A segunda e principal razão que me leva a odiar os semáforos é porque de cada vez que paro me surgem no vidro da janela criaturas inverosímeis: vendedores de jornais, vendedores de pensos rápidos, as senhoras virtuosas com uma caixa de metal ao peito que nos colam autoritariamente sobre o coração o caranguejo do Cancro, os matulões da Liga dos Cegos João de Deus nas vizinhanças de um altifalante sobre uma camioneta com um espadalhão novo em folha em cima, o sujeito digno a quem roubaram a carteira e que precisa de dinheiro para o comboio do Porto, o tuberculoso com o seu atestado comprovativo, toda a casta de aleijões
(microencefálicos, macroencefálicos, coxos, marrecos, estrábicos divergentes e convergentes, bócios, braços mirrados, mãos com seis dedos, mãos sem dedo nenhum, mongolóides, dirigentes políticos, etc)
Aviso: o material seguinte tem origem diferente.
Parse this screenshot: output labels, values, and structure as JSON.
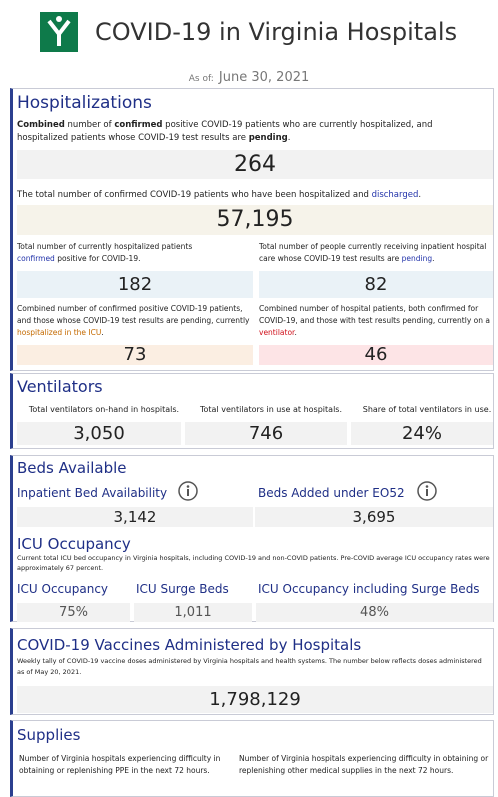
{
  "header": {
    "title": "COVID-19 in Virginia Hospitals",
    "as_of_label": "As of:",
    "as_of_date": "June 30, 2021"
  },
  "hospitalizations": {
    "title": "Hospitalizations",
    "current": {
      "description": [
        "Combined",
        " number of ",
        "confirmed",
        " positive COVID-19 patients who are currently hospitalized, and hospitalized patients whose COVID-19 test results are ",
        "pending",
        "."
      ],
      "value": "264"
    },
    "discharged": {
      "description": [
        "The total number of confirmed COVID-19 patients who have been hospitalized and ",
        "discharged",
        "."
      ],
      "value": "57,195"
    },
    "confirmed": {
      "description": [
        "Total number of currently hospitalized patients ",
        "confirmed",
        " positive for COVID-19."
      ],
      "value": "182"
    },
    "pending": {
      "description": [
        "Total number of people currently receiving inpatient hospital care whose COVID-19 test results are ",
        "pending",
        "."
      ],
      "value": "82"
    },
    "icu": {
      "description": [
        "Combined number of confirmed positive COVID-19 patients, and those whose COVID-19 test results are pending, currently ",
        "hospitalized in the ICU",
        "."
      ],
      "value": "73"
    },
    "ventilator": {
      "description": [
        "Combined number of hospital patients, both confirmed for COVID-19, and those with test results pending, currently on a ",
        "ventilator",
        "."
      ],
      "value": "46"
    }
  },
  "ventilators": {
    "title": "Ventilators",
    "items": [
      {
        "label": "Total ventilators on-hand in hospitals.",
        "value": "3,050"
      },
      {
        "label": "Total ventilators in use at hospitals.",
        "value": "746"
      },
      {
        "label": "Share of total ventilators in use.",
        "value": "24%"
      }
    ]
  },
  "beds": {
    "title": "Beds Available",
    "items": [
      {
        "label": "Inpatient Bed Availability",
        "value": "3,142"
      },
      {
        "label": "Beds Added under EO52",
        "value": "3,695"
      }
    ]
  },
  "icu_occupancy": {
    "title": "ICU Occupancy",
    "description": "Current total ICU bed occupancy in Virginia hospitals, including COVID-19 and non-COVID patients. Pre-COVID average ICU occupancy rates were approximately 67 percent.",
    "items": [
      {
        "label": "ICU Occupancy",
        "value": "75%"
      },
      {
        "label": "ICU Surge Beds",
        "value": "1,011"
      },
      {
        "label": "ICU Occupancy including Surge Beds",
        "value": "48%"
      }
    ]
  },
  "vaccines": {
    "title": "COVID-19 Vaccines Administered by Hospitals",
    "description": "Weekly tally of COVID-19 vaccine doses administered by Virginia hospitals and health systems. The number below reflects doses administered as of May 20, 2021.",
    "value": "1,798,129"
  },
  "supplies": {
    "title": "Supplies",
    "items": [
      "Number of Virginia hospitals experiencing difficulty in obtaining or replenishing PPE in the next 72 hours.",
      "Number of Virginia hospitals experiencing difficulty in obtaining or replenishing other medical supplies in the next 72 hours."
    ]
  }
}
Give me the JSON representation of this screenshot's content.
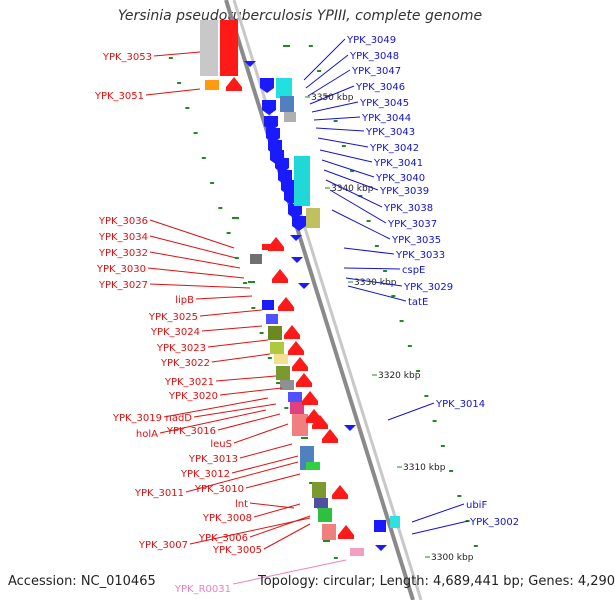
{
  "title": "Yersinia pseudotuberculosis YPIII, complete genome",
  "footer": {
    "accession": "Accession: NC_010465",
    "topology": "Topology: circular; Length: 4,689,441 bp; Genes: 4,290"
  },
  "colors": {
    "left_label": "#e01010",
    "right_label": "#1414cc",
    "rna_label": "#f080c0",
    "backbone": "#8a8a8a",
    "tick": "#228b22",
    "forward_gene": "#ff1a1a",
    "reverse_gene": "#1a1aff"
  },
  "ruler": [
    {
      "text": "3350 kbp"
    },
    {
      "text": "3340 kbp"
    },
    {
      "text": "3330 kbp"
    },
    {
      "text": "3320 kbp"
    },
    {
      "text": "3310 kbp"
    },
    {
      "text": "3300 kbp"
    }
  ],
  "left_labels": [
    {
      "text": "YPK_3053"
    },
    {
      "text": "YPK_3051"
    },
    {
      "text": "YPK_3036"
    },
    {
      "text": "YPK_3034"
    },
    {
      "text": "YPK_3032"
    },
    {
      "text": "YPK_3030"
    },
    {
      "text": "YPK_3027"
    },
    {
      "text": "lipB"
    },
    {
      "text": "YPK_3025"
    },
    {
      "text": "YPK_3024"
    },
    {
      "text": "YPK_3023"
    },
    {
      "text": "YPK_3022"
    },
    {
      "text": "YPK_3021"
    },
    {
      "text": "YPK_3020"
    },
    {
      "text": "YPK_3019"
    },
    {
      "text": "nadD"
    },
    {
      "text": "holA"
    },
    {
      "text": "YPK_3016"
    },
    {
      "text": "leuS"
    },
    {
      "text": "YPK_3013"
    },
    {
      "text": "YPK_3012"
    },
    {
      "text": "YPK_3011"
    },
    {
      "text": "YPK_3010"
    },
    {
      "text": "lnt"
    },
    {
      "text": "YPK_3008"
    },
    {
      "text": "YPK_3006"
    },
    {
      "text": "YPK_3007"
    },
    {
      "text": "YPK_3005"
    }
  ],
  "right_labels": [
    {
      "text": "YPK_3049"
    },
    {
      "text": "YPK_3048"
    },
    {
      "text": "YPK_3047"
    },
    {
      "text": "YPK_3046"
    },
    {
      "text": "YPK_3045"
    },
    {
      "text": "YPK_3044"
    },
    {
      "text": "YPK_3043"
    },
    {
      "text": "YPK_3042"
    },
    {
      "text": "YPK_3041"
    },
    {
      "text": "YPK_3040"
    },
    {
      "text": "YPK_3039"
    },
    {
      "text": "YPK_3038"
    },
    {
      "text": "YPK_3037"
    },
    {
      "text": "YPK_3035"
    },
    {
      "text": "YPK_3033"
    },
    {
      "text": "cspE"
    },
    {
      "text": "YPK_3029"
    },
    {
      "text": "tatE"
    },
    {
      "text": "YPK_3014"
    },
    {
      "text": "ubiF"
    },
    {
      "text": "YPK_3002"
    }
  ],
  "rna_labels": [
    {
      "text": "YPK_R0031"
    }
  ]
}
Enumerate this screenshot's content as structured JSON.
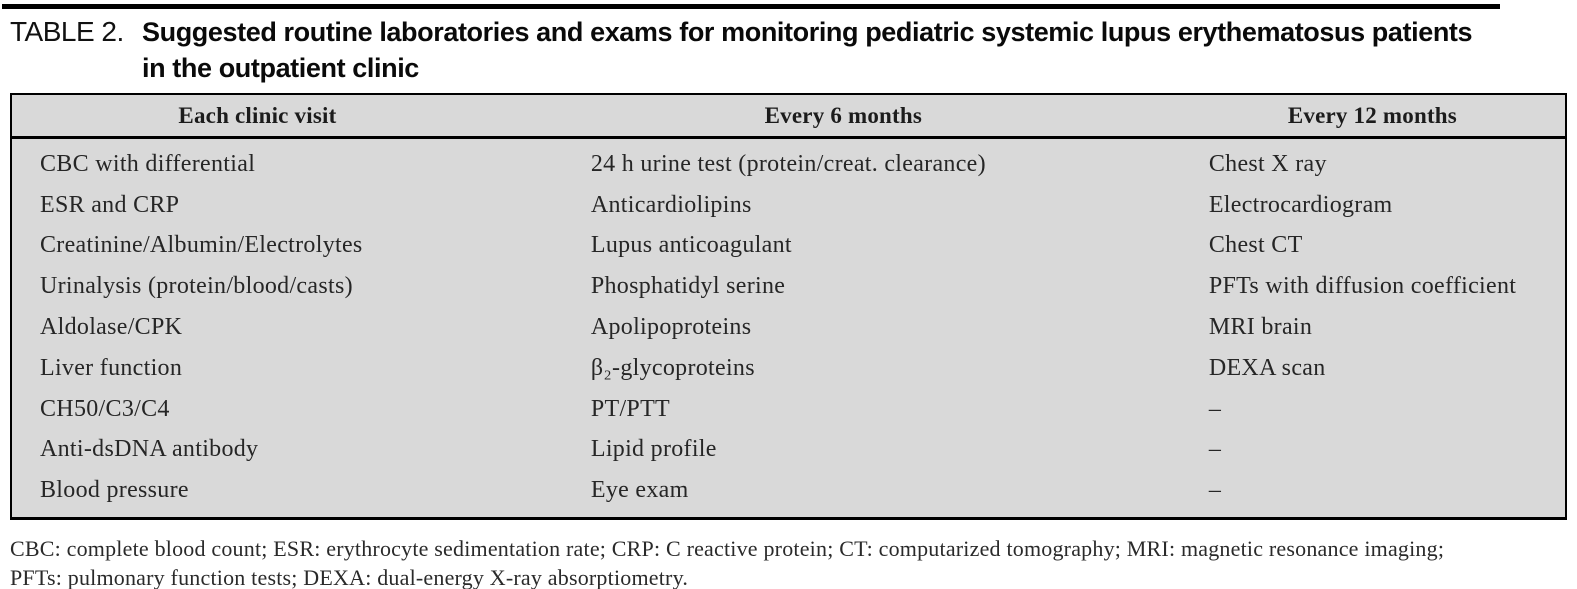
{
  "title": {
    "label": "TABLE 2.",
    "line1": "Suggested routine laboratories and exams for monitoring pediatric systemic lupus erythematosus patients",
    "line2": "in the outpatient clinic"
  },
  "table": {
    "columns": [
      "Each clinic visit",
      "Every 6 months",
      "Every 12 months"
    ],
    "rows": [
      [
        "CBC with differential",
        "24 h urine test (protein/creat. clearance)",
        "Chest X ray"
      ],
      [
        "ESR and CRP",
        "Anticardiolipins",
        "Electrocardiogram"
      ],
      [
        "Creatinine/Albumin/Electrolytes",
        "Lupus anticoagulant",
        "Chest CT"
      ],
      [
        "Urinalysis (protein/blood/casts)",
        "Phosphatidyl serine",
        "PFTs with diffusion coefficient"
      ],
      [
        "Aldolase/CPK",
        "Apolipoproteins",
        "MRI brain"
      ],
      [
        "Liver function",
        "β₂-glycoproteins",
        "DEXA scan"
      ],
      [
        "CH50/C3/C4",
        "PT/PTT",
        "–"
      ],
      [
        "Anti-dsDNA antibody",
        "Lipid profile",
        "–"
      ],
      [
        "Blood pressure",
        "Eye exam",
        "–"
      ]
    ]
  },
  "footnote": {
    "line1": "CBC: complete blood count; ESR: erythrocyte sedimentation rate; CRP: C reactive protein; CT: computarized tomography; MRI: magnetic resonance imaging;",
    "line2": "PFTs: pulmonary function tests; DEXA: dual-energy X-ray absorptiometry."
  },
  "colors": {
    "table_background": "#d9d9d9",
    "rule": "#000000",
    "text": "#1c1c1c"
  }
}
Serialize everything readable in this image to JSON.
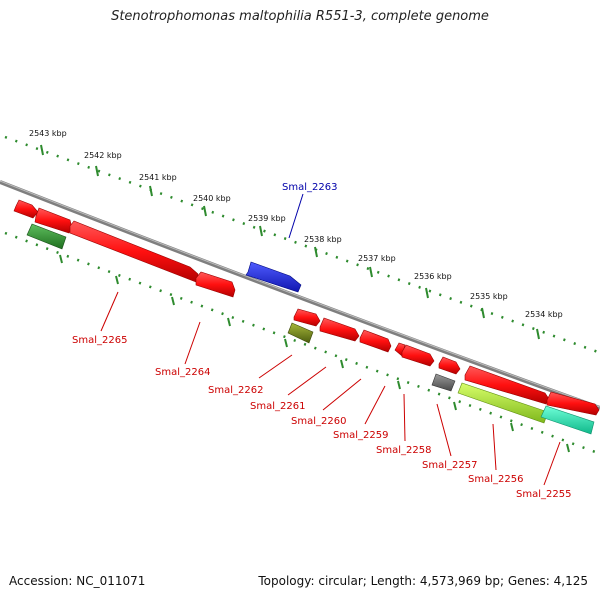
{
  "title": "Stenotrophomonas maltophilia R551-3, complete genome",
  "footer": {
    "accession": "Accession: NC_011071",
    "topology": "Topology: circular; Length: 4,573,969 bp; Genes: 4,125"
  },
  "colors": {
    "backbone": "#8a8a8a",
    "tick": "#2e8b2e",
    "gene_forward": "#ff1a1a",
    "gene_highlight": "#1e2bd6",
    "gene_green": "#3f9f3f",
    "gene_olive": "#7a8f1f",
    "gene_grey": "#6f6f6f",
    "gene_lime": "#b7f22a",
    "gene_cyan": "#19e6b4",
    "label_red": "#cc0000",
    "label_blue": "#0000aa"
  },
  "kbp_labels": [
    "2543 kbp",
    "2542 kbp",
    "2541 kbp",
    "2540 kbp",
    "2539 kbp",
    "2538 kbp",
    "2537 kbp",
    "2536 kbp",
    "2535 kbp",
    "2534 kbp"
  ],
  "gene_labels": [
    "Smal_2263",
    "Smal_2265",
    "Smal_2264",
    "Smal_2262",
    "Smal_2261",
    "Smal_2260",
    "Smal_2259",
    "Smal_2258",
    "Smal_2257",
    "Smal_2256",
    "Smal_2255"
  ]
}
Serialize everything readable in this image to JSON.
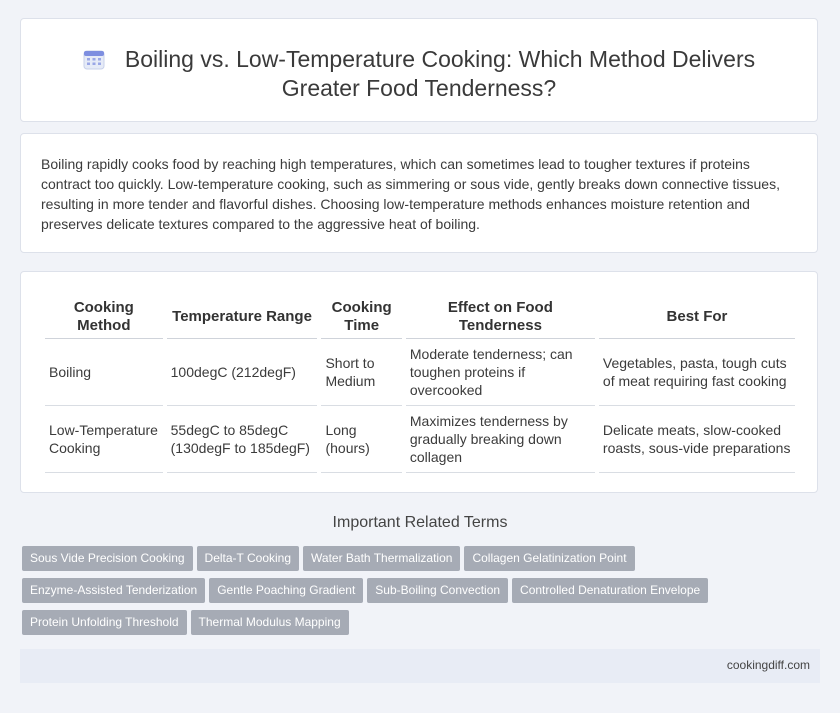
{
  "header": {
    "title_line1": "Boiling vs. Low-Temperature Cooking: Which Method Delivers",
    "title_line2": "Greater Food Tenderness?",
    "icon": "calendar-icon"
  },
  "intro": {
    "text": "Boiling rapidly cooks food by reaching high temperatures, which can sometimes lead to tougher textures if proteins contract too quickly. Low-temperature cooking, such as simmering or sous vide, gently breaks down connective tissues, resulting in more tender and flavorful dishes. Choosing low-temperature methods enhances moisture retention and preserves delicate textures compared to the aggressive heat of boiling."
  },
  "table": {
    "headers": [
      "Cooking Method",
      "Temperature Range",
      "Cooking Time",
      "Effect on Food Tenderness",
      "Best For"
    ],
    "rows": [
      [
        "Boiling",
        "100degC (212degF)",
        "Short to Medium",
        "Moderate tenderness; can toughen proteins if overcooked",
        "Vegetables, pasta, tough cuts of meat requiring fast cooking"
      ],
      [
        "Low-Temperature Cooking",
        "55degC to 85degC (130degF to 185degF)",
        "Long (hours)",
        "Maximizes tenderness by gradually breaking down collagen",
        "Delicate meats, slow-cooked roasts, sous-vide preparations"
      ]
    ]
  },
  "related": {
    "title": "Important Related Terms",
    "tags": [
      "Sous Vide Precision Cooking",
      "Delta-T Cooking",
      "Water Bath Thermalization",
      "Collagen Gelatinization Point",
      "Enzyme-Assisted Tenderization",
      "Gentle Poaching Gradient",
      "Sub-Boiling Convection",
      "Controlled Denaturation Envelope",
      "Protein Unfolding Threshold",
      "Thermal Modulus Mapping"
    ]
  },
  "footer": {
    "site": "cookingdiff.com"
  }
}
António Lobo Antunes, "A consequência dos semáforos" in Livro de Crónicas

quarta-feira, 29 de julho de 2009

Quem mexeu no meu livro?

Do lado de lá da rua havia outra loja de discos. Olhei para o preço, manifestamente mais alto do que os CDs à venda, uma exorbitância em comparação com os dois por dez libras ou outros em preço muito convidativo, quase irresistível. Do outro lado da rua. Ora sair, atravessar em ziguezague a rua sem trânsito apenas picotada com o vaivém inclemente de turistas, estudantes de ocasião e locais que se aventuravam naquele fim de tarde ameno por uma das artérias da cidade. Do outro lado da rua. Subir ao primeiro andar, pedir ajuda, perguntar, saber, sair e voltar caso não exista e caso o preço seja mais alto. Assim sendo e tendo em conta as palavras ajuizadas do empregado avisando que só havia aquele, depois de uns breves minutos na senda do dito, ponderei seriamente. Havendo um só, unzinho da silva, e correndo o risco de ficar sem nenhunzinho da silva, socorri-me do engenho feminino e guardei-o numa outra estante onde ninguém mas ninguém o iria procurar. Escolhi os Iron Maiden, rapazes com envergadura suficiente para resguardar outras bandas e atravessei a rua e enfrentei o povo em passeio para cá e para lá e fui à outra loja e não havia o CD e regressei, agradeci a amabilidade ao Bruce Dickinson que me respondeu atirando-me com a cabeleira, esta malta do rock não tem melhoras, e comprei o CD. Pois era isto que devia ter feito há dois dias, sem a parte do Bruce Dickinson, porque hoje quando lá fui alguém já tinha comprado o livro. Percorri a estante várias vezes: Turquia, Grécia, Praga, Nova Iorque, Nova Iorque, Maiorca, Ilhas Canárias, Ilhas Canárias, Suécia, mas aquele que eu queria nada, nadinha. Recapitulando, agora a estante de cima, Marrocos, Turquia, Turquia, Grécia, Irlanda, Itália, Itália, Escócia, Tunísia, Barcelona, Dinamarca. Népia. O meu, o que eu queria, nada nem rasto. E devia ter repetido a façanha. O que eu devia ter feito era escondê-lo algures num lugar recôndito, atrás do Jesusalém ou do Barroco Tropical, por exemplo. Estaria muito mais feliz agora e ninguém se incomodaria de estar uns dias aconchegado no Mia Couto ou no Agualusa.

terça-feira, 28 de julho de 2009

Período de reflexão


O Senhor Palomar, depois deste episódio iniciático, já baniu o ponto de exclamação. Por aqui também é muito pouco usado, mas tendo em conta que a última coisa que me apeteceu banir foi mesmo Maria de Lurdes Rodrigues, não sei se o ponto de exclamação, coitado, merece apodrecer em tão demeritosa companhia ou se lhe arranje outro estrupício. Este blogue encontra-se pois em período de reflexão.